Sources indicated that Nam President Abigail Shariff was contacted to break the tie but she declined.

Shariff did not pick our calls whereas the association’s general secretary Isaac Chimwala could not be reached.

However, renowned netball and law expert Wesley Namasala felt that the Nam constitution was not properly developed to address such issues.

“Article 5.1 of the Nam constitution simply provides that Regional Netball Committee shall be elected by delegates from district netball committees in that region at a Regional Netball General Meeting. The constitution is silent on two key issues;

“Firstly, what is the threshold requirement for determining the winner? Simple majority or 50%+1? I am aware that the simple majority method has, all along, been used, despite not being specifically provided for in the Nam constitution. I guess nobody cares about that,” Namasala said.

“Secondly, in an event that there is a tie, how do you break it? What is clear though is that any power exercised at any level in hierarchy of Nam is derived from the direct will of delegates through voting.”

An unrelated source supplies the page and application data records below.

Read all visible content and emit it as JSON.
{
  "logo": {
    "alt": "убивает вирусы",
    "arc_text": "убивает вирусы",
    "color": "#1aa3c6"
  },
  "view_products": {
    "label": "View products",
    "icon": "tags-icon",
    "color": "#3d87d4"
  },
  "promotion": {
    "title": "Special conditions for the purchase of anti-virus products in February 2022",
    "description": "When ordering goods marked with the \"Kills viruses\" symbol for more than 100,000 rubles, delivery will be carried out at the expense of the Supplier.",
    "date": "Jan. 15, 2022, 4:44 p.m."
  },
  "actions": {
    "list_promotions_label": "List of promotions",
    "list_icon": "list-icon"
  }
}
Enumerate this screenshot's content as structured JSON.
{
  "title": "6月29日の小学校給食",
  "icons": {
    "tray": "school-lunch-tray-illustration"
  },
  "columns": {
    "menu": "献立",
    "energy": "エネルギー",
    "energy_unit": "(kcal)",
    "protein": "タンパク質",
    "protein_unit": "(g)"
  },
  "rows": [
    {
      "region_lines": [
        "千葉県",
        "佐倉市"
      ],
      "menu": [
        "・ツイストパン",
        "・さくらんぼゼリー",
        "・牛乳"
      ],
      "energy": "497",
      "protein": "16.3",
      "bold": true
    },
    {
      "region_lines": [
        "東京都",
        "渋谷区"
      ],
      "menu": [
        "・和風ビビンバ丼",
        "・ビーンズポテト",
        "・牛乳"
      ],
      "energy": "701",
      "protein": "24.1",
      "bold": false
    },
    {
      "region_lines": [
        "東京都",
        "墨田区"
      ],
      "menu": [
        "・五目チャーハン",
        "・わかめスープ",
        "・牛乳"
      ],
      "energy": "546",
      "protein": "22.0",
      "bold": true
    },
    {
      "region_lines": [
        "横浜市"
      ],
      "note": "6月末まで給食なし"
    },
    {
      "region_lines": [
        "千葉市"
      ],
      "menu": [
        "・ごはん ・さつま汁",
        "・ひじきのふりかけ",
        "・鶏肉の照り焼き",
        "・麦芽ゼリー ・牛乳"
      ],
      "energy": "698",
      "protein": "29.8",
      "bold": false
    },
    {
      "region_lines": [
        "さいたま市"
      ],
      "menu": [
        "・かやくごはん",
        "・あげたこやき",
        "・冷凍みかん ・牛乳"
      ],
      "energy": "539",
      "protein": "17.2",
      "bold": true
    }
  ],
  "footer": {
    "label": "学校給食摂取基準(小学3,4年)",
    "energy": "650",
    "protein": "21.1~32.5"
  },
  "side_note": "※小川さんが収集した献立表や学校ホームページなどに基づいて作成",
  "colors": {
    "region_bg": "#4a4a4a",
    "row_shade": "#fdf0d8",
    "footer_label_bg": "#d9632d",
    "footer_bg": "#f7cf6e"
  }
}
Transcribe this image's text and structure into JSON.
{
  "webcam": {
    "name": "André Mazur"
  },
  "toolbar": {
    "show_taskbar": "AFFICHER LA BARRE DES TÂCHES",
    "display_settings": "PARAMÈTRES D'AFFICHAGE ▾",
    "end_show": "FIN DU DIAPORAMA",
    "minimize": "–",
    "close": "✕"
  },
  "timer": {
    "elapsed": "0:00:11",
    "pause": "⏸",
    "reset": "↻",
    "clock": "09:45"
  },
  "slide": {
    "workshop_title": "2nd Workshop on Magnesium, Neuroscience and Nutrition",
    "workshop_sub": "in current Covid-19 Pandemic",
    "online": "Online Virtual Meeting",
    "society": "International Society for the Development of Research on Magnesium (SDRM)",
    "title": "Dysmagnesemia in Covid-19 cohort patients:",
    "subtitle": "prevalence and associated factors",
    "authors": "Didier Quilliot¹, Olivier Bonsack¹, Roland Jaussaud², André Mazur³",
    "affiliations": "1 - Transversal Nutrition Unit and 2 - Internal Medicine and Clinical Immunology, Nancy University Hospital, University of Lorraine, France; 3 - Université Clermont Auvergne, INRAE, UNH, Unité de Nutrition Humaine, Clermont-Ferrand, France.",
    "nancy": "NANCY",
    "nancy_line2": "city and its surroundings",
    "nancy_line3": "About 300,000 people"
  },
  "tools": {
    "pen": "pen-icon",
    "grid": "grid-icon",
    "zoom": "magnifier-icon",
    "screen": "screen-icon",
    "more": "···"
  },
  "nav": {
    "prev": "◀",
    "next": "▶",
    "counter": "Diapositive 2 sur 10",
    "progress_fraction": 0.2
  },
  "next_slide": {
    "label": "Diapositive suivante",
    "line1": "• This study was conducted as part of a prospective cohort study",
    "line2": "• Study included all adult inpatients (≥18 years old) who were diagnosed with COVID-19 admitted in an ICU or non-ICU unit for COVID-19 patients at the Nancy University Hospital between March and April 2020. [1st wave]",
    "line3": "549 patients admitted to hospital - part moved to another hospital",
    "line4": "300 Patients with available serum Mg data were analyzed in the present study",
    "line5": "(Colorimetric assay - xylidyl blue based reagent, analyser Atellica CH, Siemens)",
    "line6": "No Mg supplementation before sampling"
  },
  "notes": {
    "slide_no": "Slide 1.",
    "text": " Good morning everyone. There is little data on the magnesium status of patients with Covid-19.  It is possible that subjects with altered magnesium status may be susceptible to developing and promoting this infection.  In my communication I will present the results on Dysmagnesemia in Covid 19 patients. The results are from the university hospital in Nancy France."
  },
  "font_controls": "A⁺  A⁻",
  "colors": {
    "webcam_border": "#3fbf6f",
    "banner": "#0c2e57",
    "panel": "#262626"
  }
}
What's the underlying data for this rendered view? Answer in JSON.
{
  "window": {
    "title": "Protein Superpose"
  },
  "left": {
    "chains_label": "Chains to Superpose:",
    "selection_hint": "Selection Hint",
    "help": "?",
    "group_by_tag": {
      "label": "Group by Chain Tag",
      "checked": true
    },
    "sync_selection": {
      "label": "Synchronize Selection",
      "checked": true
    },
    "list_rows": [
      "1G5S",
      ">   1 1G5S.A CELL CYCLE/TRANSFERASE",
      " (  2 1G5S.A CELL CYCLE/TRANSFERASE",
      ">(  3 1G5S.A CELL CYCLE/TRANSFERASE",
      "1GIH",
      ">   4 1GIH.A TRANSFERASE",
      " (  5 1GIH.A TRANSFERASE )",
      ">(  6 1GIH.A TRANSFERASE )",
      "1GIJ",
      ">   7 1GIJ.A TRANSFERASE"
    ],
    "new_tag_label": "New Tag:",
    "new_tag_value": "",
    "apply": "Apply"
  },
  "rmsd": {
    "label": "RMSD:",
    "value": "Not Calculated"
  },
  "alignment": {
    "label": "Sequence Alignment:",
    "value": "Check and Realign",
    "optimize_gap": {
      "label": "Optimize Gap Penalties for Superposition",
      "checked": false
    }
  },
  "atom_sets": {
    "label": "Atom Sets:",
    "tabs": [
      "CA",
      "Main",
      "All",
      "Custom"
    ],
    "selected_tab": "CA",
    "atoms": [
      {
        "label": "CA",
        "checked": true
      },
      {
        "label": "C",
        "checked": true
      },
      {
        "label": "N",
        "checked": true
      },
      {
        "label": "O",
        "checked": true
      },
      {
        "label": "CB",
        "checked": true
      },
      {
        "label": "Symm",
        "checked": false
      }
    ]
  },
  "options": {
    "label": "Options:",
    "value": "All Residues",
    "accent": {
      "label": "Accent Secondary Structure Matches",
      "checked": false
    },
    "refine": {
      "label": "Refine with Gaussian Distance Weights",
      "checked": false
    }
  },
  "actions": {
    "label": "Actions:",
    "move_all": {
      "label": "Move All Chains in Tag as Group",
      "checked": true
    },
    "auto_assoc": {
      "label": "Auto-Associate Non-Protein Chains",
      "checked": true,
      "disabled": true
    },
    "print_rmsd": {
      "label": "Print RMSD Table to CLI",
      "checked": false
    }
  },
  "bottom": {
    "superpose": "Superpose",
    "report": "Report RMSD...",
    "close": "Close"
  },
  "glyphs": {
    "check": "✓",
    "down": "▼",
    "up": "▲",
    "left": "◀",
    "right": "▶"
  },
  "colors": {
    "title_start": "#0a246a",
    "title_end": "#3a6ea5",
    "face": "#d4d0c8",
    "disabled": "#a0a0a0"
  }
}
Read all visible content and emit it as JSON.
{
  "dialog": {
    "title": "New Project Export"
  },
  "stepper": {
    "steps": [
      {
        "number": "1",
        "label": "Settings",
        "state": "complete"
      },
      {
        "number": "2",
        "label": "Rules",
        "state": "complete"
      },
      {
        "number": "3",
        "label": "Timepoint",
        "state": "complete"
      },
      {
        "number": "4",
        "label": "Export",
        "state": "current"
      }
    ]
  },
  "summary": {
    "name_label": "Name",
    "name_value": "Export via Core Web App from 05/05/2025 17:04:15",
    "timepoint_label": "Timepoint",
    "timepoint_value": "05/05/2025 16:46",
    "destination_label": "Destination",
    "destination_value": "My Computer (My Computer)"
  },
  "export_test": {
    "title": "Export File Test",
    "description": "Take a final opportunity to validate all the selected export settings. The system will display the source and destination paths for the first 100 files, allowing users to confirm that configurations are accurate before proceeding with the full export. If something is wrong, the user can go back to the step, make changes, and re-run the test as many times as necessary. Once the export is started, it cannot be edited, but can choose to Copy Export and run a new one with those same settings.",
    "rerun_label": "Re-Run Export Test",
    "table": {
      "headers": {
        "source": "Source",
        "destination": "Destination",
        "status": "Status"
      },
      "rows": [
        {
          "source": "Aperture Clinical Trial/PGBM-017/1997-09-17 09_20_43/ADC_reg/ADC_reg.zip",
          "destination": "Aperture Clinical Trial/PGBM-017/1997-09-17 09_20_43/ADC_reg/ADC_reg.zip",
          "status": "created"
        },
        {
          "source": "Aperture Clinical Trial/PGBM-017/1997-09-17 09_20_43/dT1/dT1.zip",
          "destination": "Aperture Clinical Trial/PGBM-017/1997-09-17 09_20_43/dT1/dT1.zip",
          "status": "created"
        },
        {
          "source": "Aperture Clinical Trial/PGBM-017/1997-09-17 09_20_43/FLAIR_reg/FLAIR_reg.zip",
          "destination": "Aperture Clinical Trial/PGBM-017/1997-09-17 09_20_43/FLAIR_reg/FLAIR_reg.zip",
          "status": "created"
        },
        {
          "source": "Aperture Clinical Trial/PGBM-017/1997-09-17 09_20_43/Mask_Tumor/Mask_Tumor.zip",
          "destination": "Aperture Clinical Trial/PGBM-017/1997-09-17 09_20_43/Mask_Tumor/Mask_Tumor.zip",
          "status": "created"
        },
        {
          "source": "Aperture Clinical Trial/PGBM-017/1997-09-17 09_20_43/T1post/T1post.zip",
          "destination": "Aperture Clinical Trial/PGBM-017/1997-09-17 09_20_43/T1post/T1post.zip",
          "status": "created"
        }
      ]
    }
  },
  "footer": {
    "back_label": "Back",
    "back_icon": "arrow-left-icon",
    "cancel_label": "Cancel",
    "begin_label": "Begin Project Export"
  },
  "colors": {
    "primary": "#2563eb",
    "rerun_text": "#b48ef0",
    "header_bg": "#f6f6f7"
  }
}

Namasala said, in an event that there was a tie, any mechanism suggested to break the tie must not take away the direct will of delegates.

“In my opinion, coin-tossing is taking away the direct will of delegates. Taking cognizance of the constitutional lacuna and at the same time recognising the power given to delegates under Article 5.1 of Nam, my opinion is two-fold,” he said.

“Firstly, if there are more than two candidates, the delegates should do another voting only involving the two candidates who have tied in votes.

“Secondly, if there are only two candidates, clearly the result is inconclusive. Article 16.2 of Nam constitution provides for an extraordinary general meeting. The same should be called with the specific task for another vote to break the tie. The assumption is that the existing dimensions would probably not be the same at the time of the other vote at an extraordinary general meeting which will eventually break the tie.”

Namasala advised Nam to examine its constitution.

“The constitution has gaps which can be abused by some unscrupulous Nam executive members,” he said.

Recently, Nam came under fire for contravening its constitution, which calls for “total women representation at all levels”.

Article 2 of the constitution reads: “Encourage and promote total women representation at all levels of administration of the sport of netball and undertake and or do all things or activities which are necessary or conducive to the advantage of these objectives (Object 2 P & Q).”